Diatherix, located in the HudsonAlpha Institute for Biotechnology in Huntsville, Ala., operates as an independent high complexity CLIA-certified clinical laboratory.

Scientists affiliated with Milford Hospital in Milford, Conn., have developed and are now offering the first highly sensitive and specific DNA test for diagnosing early Lyme disease.

The test, developed by Connecticut physician Sin Hang Lee and colleagues, detects DNA from Borrelia burgdorferi, the spirochete that causes Lyme disease; then uses sequencing methods to validate the DNA.

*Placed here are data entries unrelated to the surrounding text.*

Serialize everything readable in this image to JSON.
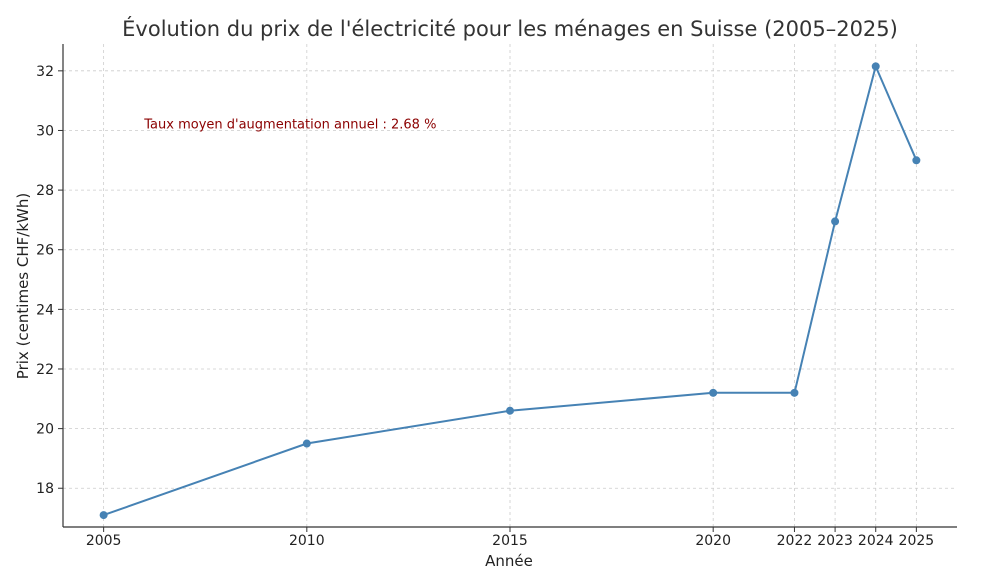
{
  "chart_data": {
    "type": "line",
    "title": "Évolution du prix de l'électricité pour les ménages en Suisse (2005–2025)",
    "xlabel": "Année",
    "ylabel": "Prix (centimes CHF/kWh)",
    "x": [
      2005,
      2010,
      2015,
      2020,
      2022,
      2023,
      2024,
      2025
    ],
    "series": [
      {
        "values": [
          17.1,
          19.5,
          20.6,
          21.2,
          21.2,
          26.95,
          32.15,
          29.0
        ]
      }
    ],
    "xlim": [
      2004,
      2026
    ],
    "ylim": [
      16.7,
      32.9
    ],
    "yticks": [
      18,
      20,
      22,
      24,
      26,
      28,
      30,
      32
    ],
    "xticks": [
      2005,
      2010,
      2015,
      2020,
      2022,
      2023,
      2024,
      2025
    ],
    "annotation": {
      "text": "Taux moyen d'augmentation annuel : 2.68 %",
      "x": 2006,
      "y": 30.2
    },
    "grid": true,
    "colors": {
      "line": "#4682b4",
      "annotation": "#8b0000"
    }
  }
}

The test is based on a method called LoTemp nested PCR, developed at Lee's company HiFi DNA. The LoTemp HiFi polymerase ready-to-use reaction mix comprises selected DNA polymerases, stabilizers, and melting reagents optimized for dsDNA denaturing at 85º C, which provides several advantages over traditional heat-resistant DNA polymerase kits, according to HiFi DNA's website.

Milford Hospital said that the test is designed to diagnose early Lyme disease before traditional serology lab tests become positive.

In a statement, the hospital also noted that a negative result from the DNA test does not rule out Lyme disease because spirochemia is transient and its time points in Lyme borreliosis vary from patient to patient. However, erroneous over-diagnoses of Lyme disease can lead to the unnecessary use of antibiotics, which can cause serious side effects in some patients.

Physicians at the Milford Hospital Emergency Center and Walk-in Urgent Care Center usually order traditional antibody testing along with the new DNA test for patients presenting with Lyme disease-like symptoms. Most insurance companies except Aetna will pay for the test, the hospital said.